Dernière mise à jour à 08h50 le 06/06
Il s'appelle JC –son nom complet n'a pas été dévoilé pour le protéger- et tous les matins, au réveil, l'homme crie « Bonjour ! » en ouvrant joyeusement les volets de sa chambre. Rien d'étonnant jusque-là, sauf que cet homme est Italien et n'a pour ainsi dire jamais parlé français. Après ce bonjour tonitruant, il se met ensuite involontairement à débiter des phrases dans un (mauvais) français devant sa famille qui n'en peut mais. En réalité, ce quinquagénaire souffre de ce que l'on appelle le syndrome de la langue étrangère, une affection médicale rarissime qui survient généralement à la suite d'un choc à la tête ou de lésions au cerveau. Dans le cas de JC, c'est l'apparition d'une anomalie vasculaire qui l'a fait devenir, du jour au lendemain, « français ».

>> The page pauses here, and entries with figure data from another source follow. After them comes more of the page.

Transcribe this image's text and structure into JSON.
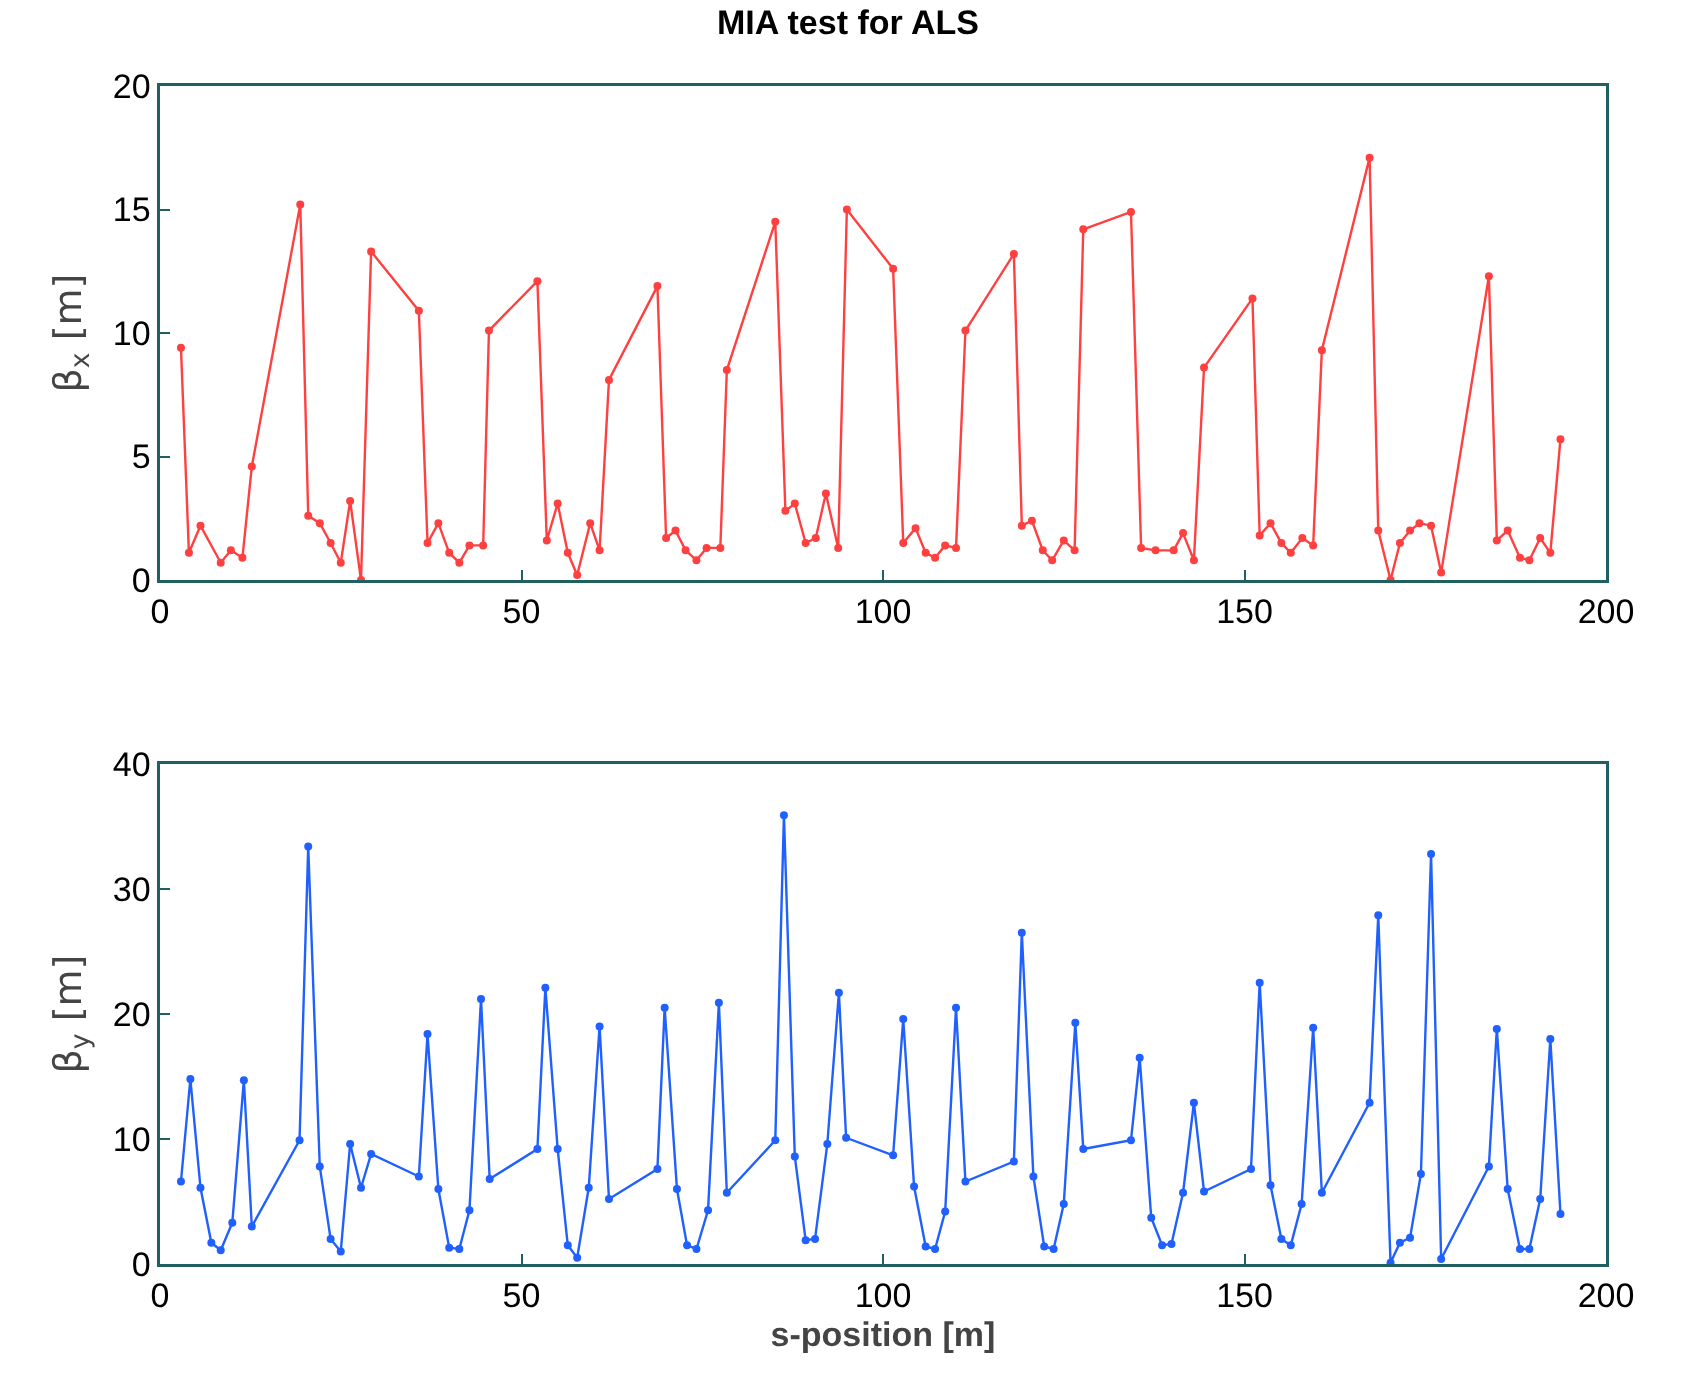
{
  "chart_data": [
    {
      "type": "line",
      "title": "MIA test for ALS",
      "ylabel": "β$_{x}$ [m]",
      "marker": "circle",
      "line_style": "solid",
      "grid": false,
      "xlim": [
        0,
        200
      ],
      "ylim": [
        0,
        20
      ],
      "xticks": [
        0,
        50,
        100,
        150,
        200
      ],
      "yticks": [
        0,
        5,
        10,
        15,
        20
      ],
      "x": [
        2.9,
        4.0,
        5.6,
        8.4,
        9.8,
        11.4,
        12.7,
        19.4,
        20.5,
        22.1,
        23.6,
        25.0,
        26.3,
        27.8,
        29.2,
        35.8,
        37.0,
        38.5,
        40.0,
        41.4,
        42.8,
        44.7,
        45.5,
        52.2,
        53.5,
        55.0,
        56.4,
        57.7,
        59.5,
        60.8,
        62.1,
        68.8,
        70.0,
        71.3,
        72.7,
        74.2,
        75.6,
        77.5,
        78.4,
        85.1,
        86.5,
        87.8,
        89.3,
        90.7,
        92.1,
        93.8,
        95.0,
        101.4,
        102.8,
        104.5,
        105.9,
        107.2,
        108.6,
        110.1,
        111.4,
        118.1,
        119.2,
        120.6,
        122.1,
        123.4,
        125.0,
        126.5,
        127.7,
        134.3,
        135.7,
        137.7,
        140.2,
        141.5,
        143.0,
        144.4,
        151.1,
        152.1,
        153.6,
        155.1,
        156.4,
        158.0,
        159.5,
        160.7,
        167.3,
        168.5,
        170.2,
        171.5,
        172.9,
        174.2,
        175.8,
        177.2,
        183.8,
        184.9,
        186.4,
        188.1,
        189.4,
        190.9,
        192.3,
        193.7
      ],
      "series": [
        {
          "color": "#ff4040",
          "values": [
            9.4,
            1.1,
            2.2,
            0.7,
            1.2,
            0.9,
            4.6,
            15.2,
            2.6,
            2.3,
            1.5,
            0.7,
            3.2,
            0,
            13.3,
            10.9,
            1.5,
            2.3,
            1.1,
            0.7,
            1.4,
            1.4,
            10.1,
            12.1,
            1.6,
            3.1,
            1.1,
            0.2,
            2.3,
            1.2,
            8.1,
            11.9,
            1.7,
            2.0,
            1.2,
            0.8,
            1.3,
            1.3,
            8.5,
            14.5,
            2.8,
            3.1,
            1.5,
            1.7,
            3.5,
            1.3,
            15.0,
            12.6,
            1.5,
            2.1,
            1.1,
            0.9,
            1.4,
            1.3,
            10.1,
            13.2,
            2.2,
            2.4,
            1.2,
            0.8,
            1.6,
            1.2,
            14.2,
            14.9,
            1.3,
            1.2,
            1.2,
            1.9,
            0.8,
            8.6,
            11.4,
            1.8,
            2.3,
            1.5,
            1.1,
            1.7,
            1.4,
            9.3,
            17.1,
            2.0,
            0,
            1.5,
            2.0,
            2.3,
            2.2,
            0.3,
            12.3,
            1.6,
            2.0,
            0.9,
            0.8,
            1.7,
            1.1,
            5.7
          ]
        }
      ]
    },
    {
      "type": "line",
      "xlabel": "s-position [m]",
      "ylabel": "β$_{y}$ [m]",
      "marker": "circle",
      "line_style": "solid",
      "grid": false,
      "xlim": [
        0,
        200
      ],
      "ylim": [
        0,
        40
      ],
      "xticks": [
        0,
        50,
        100,
        150,
        200
      ],
      "yticks": [
        0,
        10,
        20,
        30,
        40
      ],
      "x": [
        2.9,
        4.2,
        5.6,
        7.1,
        8.4,
        10.0,
        11.6,
        12.7,
        19.3,
        20.5,
        22.1,
        23.6,
        25.0,
        26.3,
        27.8,
        29.2,
        35.8,
        37.0,
        38.5,
        40.0,
        41.4,
        42.8,
        44.4,
        45.6,
        52.2,
        53.3,
        55.0,
        56.4,
        57.7,
        59.3,
        60.8,
        62.1,
        68.8,
        69.8,
        71.5,
        72.9,
        74.2,
        75.8,
        77.3,
        78.4,
        85.1,
        86.3,
        87.8,
        89.3,
        90.6,
        92.3,
        93.9,
        94.9,
        101.4,
        102.8,
        104.3,
        105.9,
        107.2,
        108.6,
        110.1,
        111.4,
        118.1,
        119.2,
        120.8,
        122.3,
        123.6,
        125.0,
        126.6,
        127.7,
        134.3,
        135.5,
        137.1,
        138.6,
        139.9,
        141.5,
        143.0,
        144.4,
        150.9,
        152.1,
        153.6,
        155.1,
        156.4,
        157.9,
        159.5,
        160.7,
        167.3,
        168.5,
        170.2,
        171.5,
        172.9,
        174.4,
        175.8,
        177.2,
        183.8,
        184.9,
        186.4,
        188.1,
        189.4,
        190.9,
        192.3,
        193.7
      ],
      "series": [
        {
          "color": "#2060ff",
          "values": [
            6.6,
            14.8,
            6.1,
            1.7,
            1.1,
            3.3,
            14.7,
            3.0,
            9.9,
            33.4,
            7.8,
            2.0,
            1.0,
            9.6,
            6.1,
            8.8,
            7.0,
            18.4,
            6.0,
            1.3,
            1.2,
            4.3,
            21.2,
            6.8,
            9.2,
            22.1,
            9.2,
            1.5,
            0.5,
            6.1,
            19.0,
            5.2,
            7.6,
            20.5,
            6.0,
            1.5,
            1.2,
            4.3,
            20.9,
            5.7,
            9.9,
            35.9,
            8.6,
            1.9,
            2.0,
            9.6,
            21.7,
            10.1,
            8.7,
            19.6,
            6.2,
            1.4,
            1.2,
            4.2,
            20.5,
            6.6,
            8.2,
            26.5,
            7.0,
            1.4,
            1.2,
            4.8,
            19.3,
            9.2,
            9.9,
            16.5,
            3.7,
            1.5,
            1.6,
            5.7,
            12.9,
            5.8,
            7.6,
            22.5,
            6.3,
            2.0,
            1.5,
            4.8,
            18.9,
            5.7,
            12.9,
            27.9,
            0.1,
            1.7,
            2.1,
            7.2,
            32.8,
            0.4,
            7.8,
            18.8,
            6.0,
            1.2,
            1.2,
            5.2,
            18.0,
            4.0
          ]
        }
      ]
    }
  ]
}
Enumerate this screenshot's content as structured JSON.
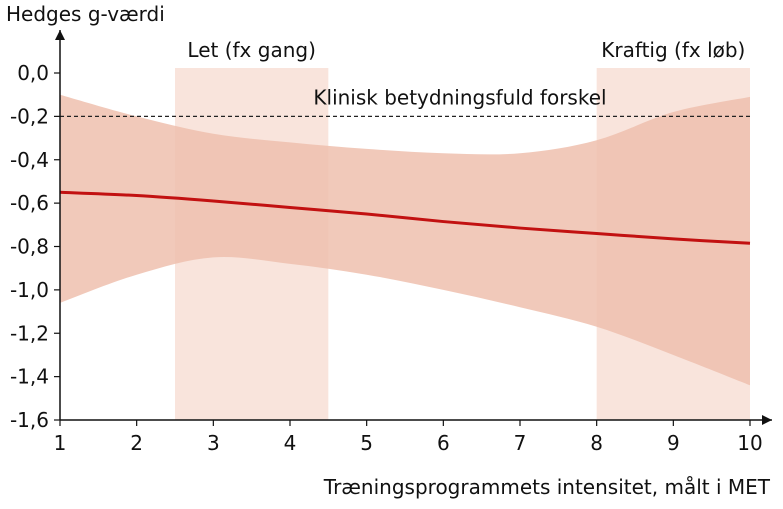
{
  "chart_data": {
    "type": "line",
    "ylabel": "Hedges g-værdi",
    "xlabel": "Træningsprogrammets intensitet, målt i MET",
    "xlim": [
      1,
      10
    ],
    "ylim": [
      -1.6,
      0.0
    ],
    "x_ticks": [
      "1",
      "2",
      "3",
      "4",
      "5",
      "6",
      "7",
      "8",
      "9",
      "10"
    ],
    "y_ticks": [
      "0,0",
      "-0,2",
      "-0,4",
      "-0,6",
      "-0,8",
      "-1,0",
      "-1,2",
      "-1,4",
      "-1,6"
    ],
    "series": [
      {
        "x": [
          1,
          2,
          3,
          4,
          5,
          6,
          7,
          8,
          9,
          10
        ],
        "values": [
          -0.55,
          -0.565,
          -0.59,
          -0.62,
          -0.65,
          -0.685,
          -0.715,
          -0.74,
          -0.765,
          -0.785
        ],
        "ci_lower": [
          -1.06,
          -0.93,
          -0.85,
          -0.88,
          -0.93,
          -1.0,
          -1.08,
          -1.17,
          -1.3,
          -1.44
        ],
        "ci_upper": [
          -0.1,
          -0.2,
          -0.28,
          -0.32,
          -0.35,
          -0.37,
          -0.37,
          -0.31,
          -0.18,
          -0.11
        ],
        "color": "#c21111",
        "band_color": "#efc0ae"
      }
    ],
    "reference_line": {
      "y": -0.2,
      "label": "Klinisk betydningsfuld forskel"
    },
    "zones": [
      {
        "label": "Let (fx gang)",
        "x_start": 2.5,
        "x_end": 4.5
      },
      {
        "label": "Kraftig (fx løb)",
        "x_start": 8.0,
        "x_end": 10.0
      }
    ],
    "zone_color": "#f9e4dc",
    "grid": false
  }
}
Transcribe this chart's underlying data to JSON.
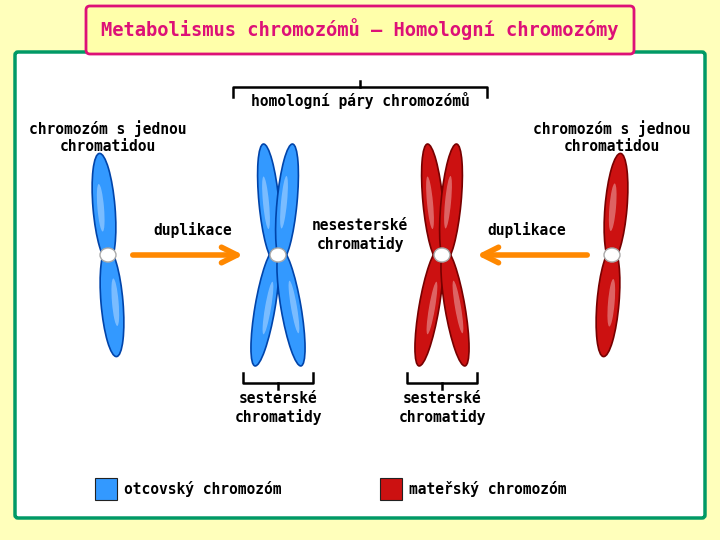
{
  "title": "Metabolismus chromozómů – Homologní chromozómy",
  "title_color": "#dd1177",
  "title_bg": "#ffffaa",
  "title_border": "#dd1177",
  "bg_color": "#ffffbb",
  "inner_bg": "#ffffff",
  "inner_border": "#009966",
  "blue_color": "#3399ff",
  "blue_mid": "#1166cc",
  "blue_dark": "#0044aa",
  "red_color": "#cc1111",
  "red_mid": "#991111",
  "red_dark": "#770000",
  "arrow_color": "#ff8800",
  "text_color": "#000000",
  "label_left_top": "chromozóm s jednou\nchromatidou",
  "label_center_top": "homologní páry chromozómů",
  "label_right_top": "chromozóm s jednou\nchromatidou",
  "label_duplikace_left": "duplikace",
  "label_duplikace_right": "duplikace",
  "label_nesesterske": "nesesterské\nchromatidy",
  "label_sesterske_left": "sesterské\nchromatidy",
  "label_sesterske_right": "sesterské\nchromatidy",
  "legend_blue": "otcovský chromozóm",
  "legend_red": "mateřský chromozóm"
}
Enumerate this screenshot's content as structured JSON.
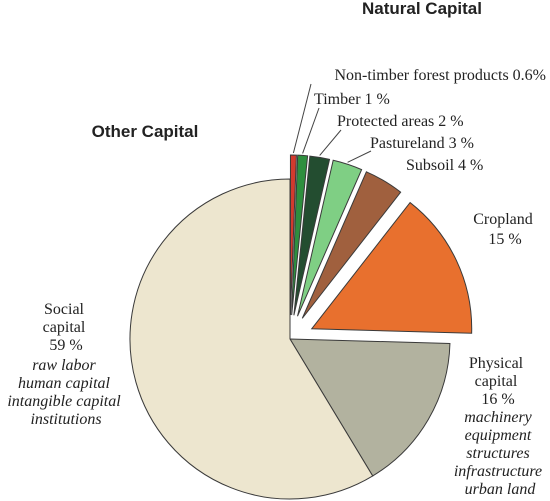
{
  "chart_data": {
    "type": "pie",
    "groups": [
      {
        "name": "Natural Capital"
      },
      {
        "name": "Other Capital"
      }
    ],
    "slices": [
      {
        "label": "Non-timber forest products",
        "value": 0.6,
        "value_text": "0.6%",
        "group": "Natural Capital",
        "color": "#d23a2e"
      },
      {
        "label": "Timber",
        "value": 1,
        "value_text": "1 %",
        "group": "Natural Capital",
        "color": "#2e8f3e"
      },
      {
        "label": "Protected areas",
        "value": 2,
        "value_text": "2 %",
        "group": "Natural Capital",
        "color": "#234d30"
      },
      {
        "label": "Pastureland",
        "value": 3,
        "value_text": "3 %",
        "group": "Natural Capital",
        "color": "#7fcf84"
      },
      {
        "label": "Subsoil",
        "value": 4,
        "value_text": "4 %",
        "group": "Natural Capital",
        "color": "#a0603e"
      },
      {
        "label": "Cropland",
        "value": 15,
        "value_text": "15 %",
        "group": "Natural Capital",
        "color": "#e8702e"
      },
      {
        "label": "Physical capital",
        "label_lines": [
          "Physical",
          "capital"
        ],
        "value": 16,
        "value_text": "16 %",
        "group": "Other Capital",
        "color": "#b2b29f",
        "details": [
          "machinery",
          "equipment",
          "structures",
          "infrastructure",
          "urban land"
        ]
      },
      {
        "label": "Social capital",
        "label_lines": [
          "Social",
          "capital"
        ],
        "value": 59,
        "value_text": "59 %",
        "group": "Other Capital",
        "color": "#ede6cf",
        "details": [
          "raw labor",
          "human capital",
          "intangible capital",
          "institutions"
        ]
      }
    ]
  }
}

Et il ne se contente pas de ces discours incohérents : selon l'équipe de la neuropsychologue italienne Nicoletta Beschin de l'Université d'Édimbourg à l'origine d'une publication sur son cas dans une revue scientifique, JC est la parfaite caricature du Français. Vous savez, celui des films de Godard des années 1960 et 1970… celui qui parle avec emphase, fait des grands gestes et fait preuve un flegme insolent. JC passe aussi son temps à regarder des films français, s'achète et dévore des classiques de la littérature hexagonale et ne jure que par la cuisine française traditionnelle au beurre et à la crème. Et pourtant, JC affirme qu'il n'a jamais parlé français, bien qu'il en ait appris les bases il y a très longtemps au lycée, et n'a d'ailleurs jamais non plus été particulièrement attiré plus par la culture française.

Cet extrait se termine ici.